ProPedia: Egor, sen bir akıl hocası olarak her şeyden önce öğrencilerine yatırım yapmaya mı çalışıyorsun?

Egor Creed:
Yapabileceğim her şeyi ve onların ilgisini çekecek her şeyi. Geçen yıl, onları biraz sakinleştirmek ve onlara tavsiyelerde bulunmak için programımda final gününde değil, "önce" çocuklarla buluşmak için zaman bulmak benim için önemliydi. Bu benim için çok önemliydi. Bu nedenle konserden bir veya iki gün önce geldim, nasıl hareket ettiklerine, ne tür teslimat yaptıklarına baktım ve buna dayanarak her şeyin nasıl yoluna gireceğine dair birkaç giriş notu verdim.

"Elbette, son teslim tarihimiz çok kısıtlı olduğu için yaratıcılıklarını, performans tarzlarını veya kendilerini çok fazla etkileyemem."

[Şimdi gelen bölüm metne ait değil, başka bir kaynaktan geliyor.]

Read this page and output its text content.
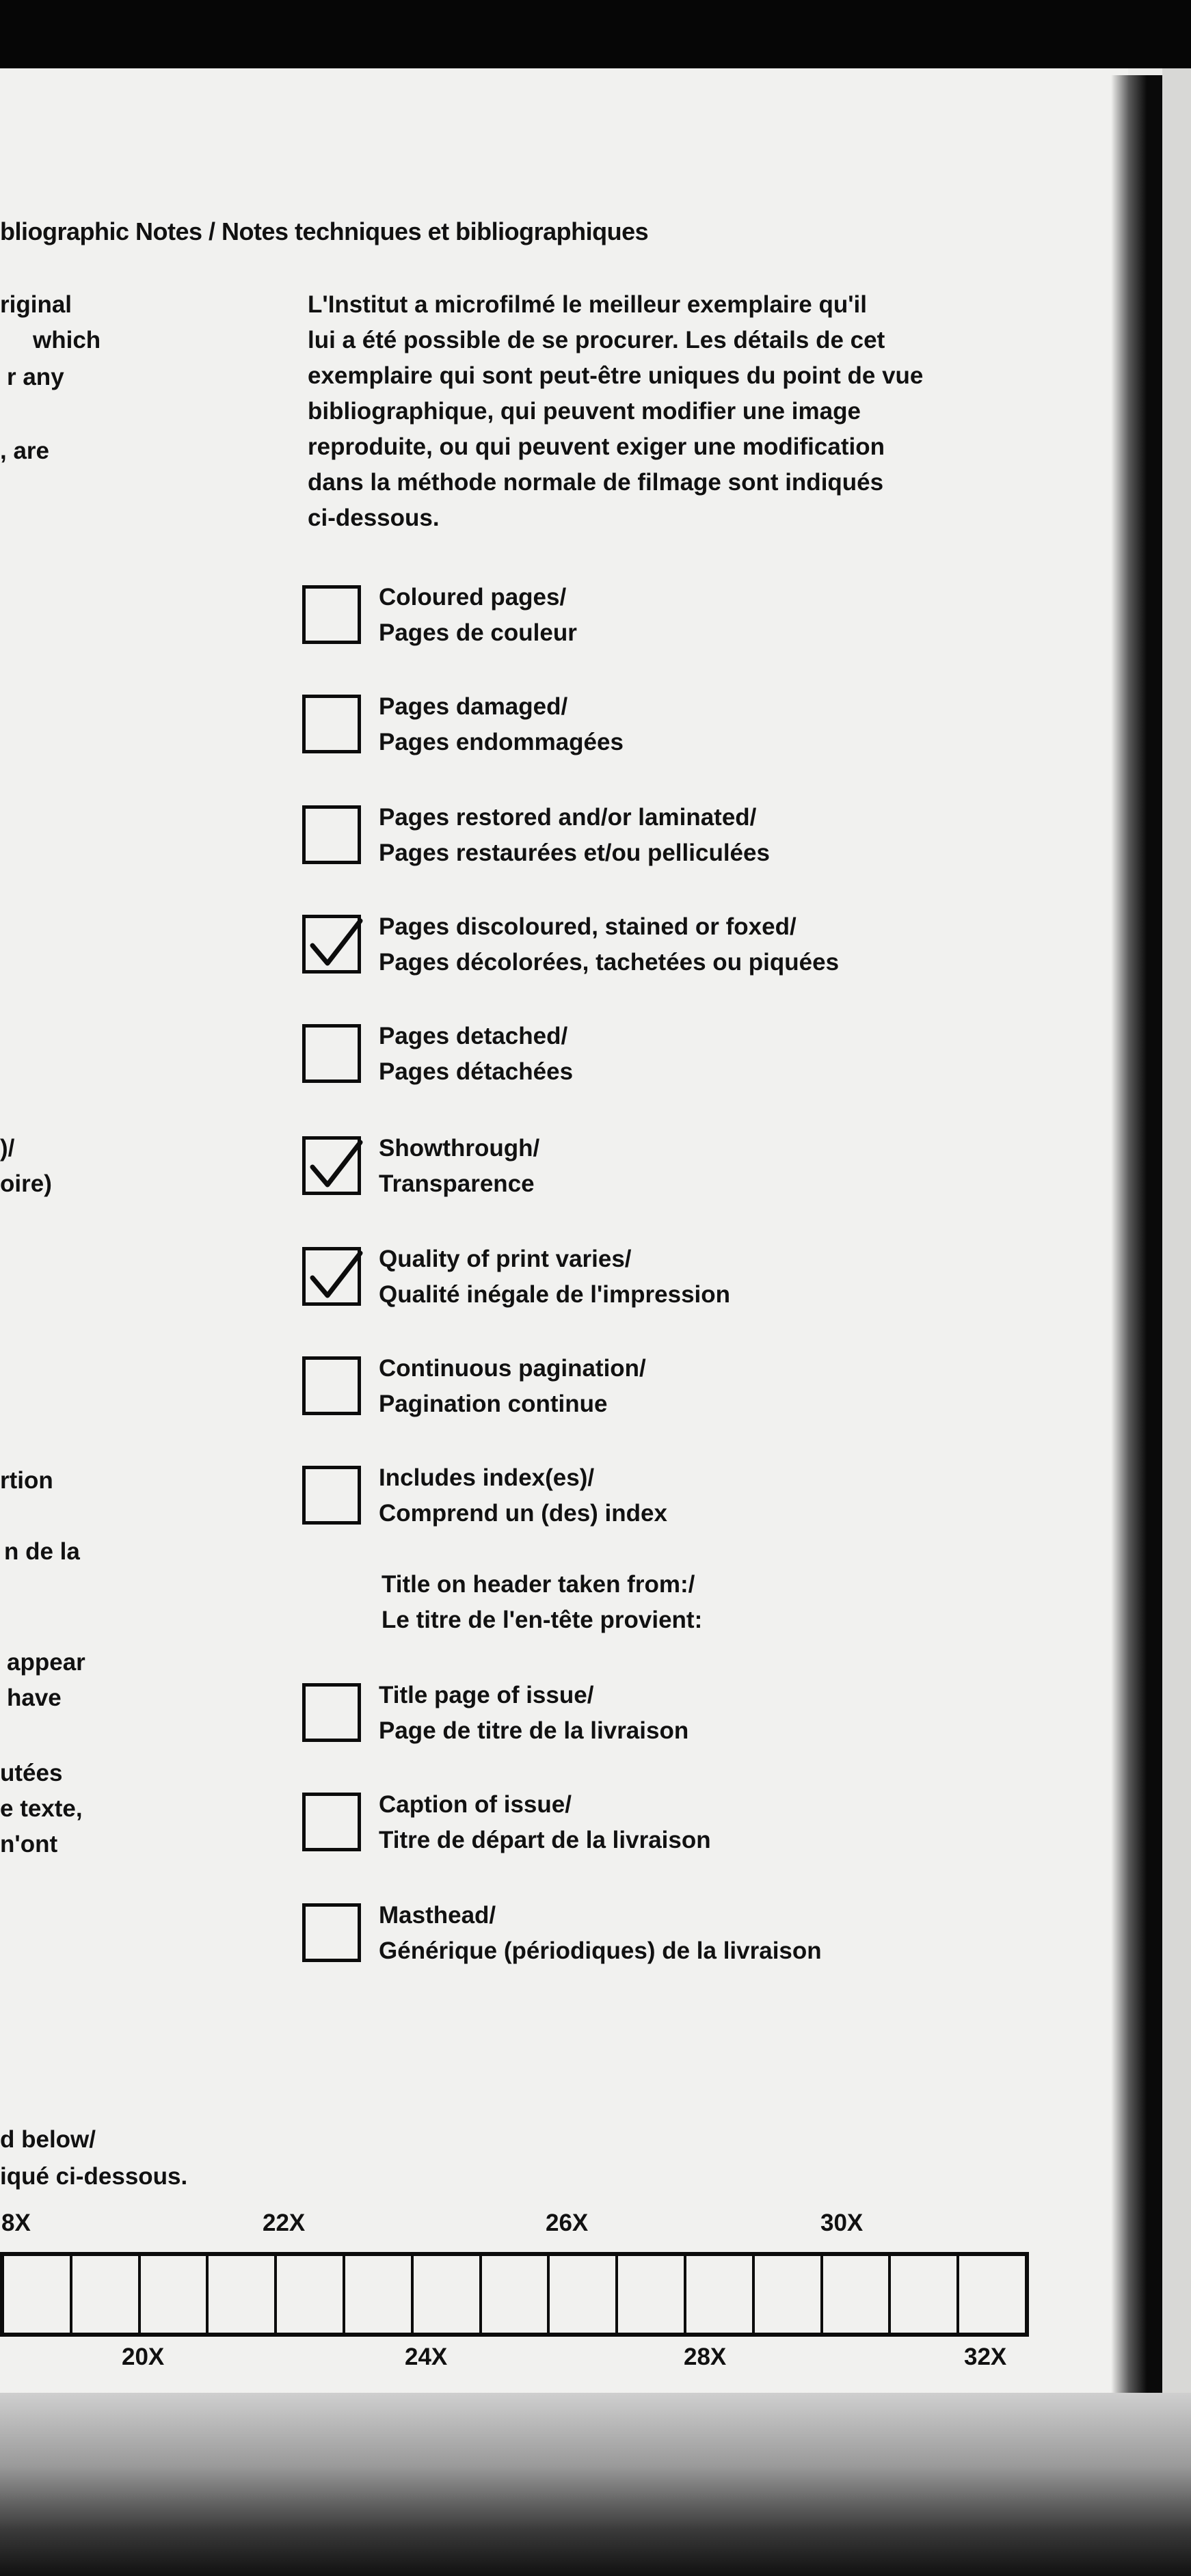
bliographic Notes / Notes techniques et bibliographiques
riginal
which
r any
, are
)/
oire)
rtion
n de la
appear
have
utées
e texte,
n'ont
d below/
iqué ci-dessous.
L'Institut a microfilmé le meilleur exemplaire qu'il
lui a été possible de se procurer. Les détails de cet
exemplaire qui sont peut-être uniques du point de vue
bibliographique, qui peuvent modifier une image
reproduite, ou qui peuvent exiger une modification
dans la méthode normale de filmage sont indiqués
ci-dessous.
Coloured pages/
Pages de couleur
Pages damaged/
Pages endommagées
Pages restored and/or laminated/
Pages restaurées et/ou pelliculées
Pages discoloured, stained or foxed/
Pages décolorées, tachetées ou piquées
Pages detached/
Pages détachées
Showthrough/
Transparence
Quality of print varies/
Qualité inégale de l'impression
Continuous pagination/
Pagination continue
Includes index(es)/
Comprend un (des) index
Title on header taken from:/
Le titre de l'en-tête provient:
Title page of issue/
Page de titre de la livraison
Caption of issue/
Titre de départ de la livraison
Masthead/
Générique (périodiques) de la livraison
8X	22X	26X	30X
20X	24X	28X	32X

Diyelim ki, TNT'deki “Şarkılar” programının mentorlarının harcadığı kadar erkeklerle de vakit geçirseydim, her şey farklı olurdu. Ve iş farklı şekilde yapılandırılmış olurdu. Burada buluşmam gereken tek bir toplantım var. Yapabileceğim tek şey onlara şans dilemek, tavsiyelerde bulunmak ve soruları yanıtlamak. Ayrılık sözleri onları finalden önce büyük ölçüde motive ediyor. Küçük bir şey, atılan bir söz onlar için çok şey ifade edebilir. Daha sonra içlerinden biri kazandığında duygular çılgına döner.

ProPedia: Sosyal ağların ve internetin bu kadar popüler olmadığı bir dönemde şov dünyasına adım attınız. Bugün her iki kişiden biri ünlü olabiliyor. Size göre sanatçılar ne zaman daha kaliteliydi: o zaman mı, şimdi mi?

E.K.:
Bugün toplumumuz sanatçılara, onların müziklerine, blog yazarlarına ve yaratıcılıklarına aşırı doymuş durumda. Dürüst olmak gerekirse, bunun neye yol açacağını bilmiyorum - iyi ya da kötü.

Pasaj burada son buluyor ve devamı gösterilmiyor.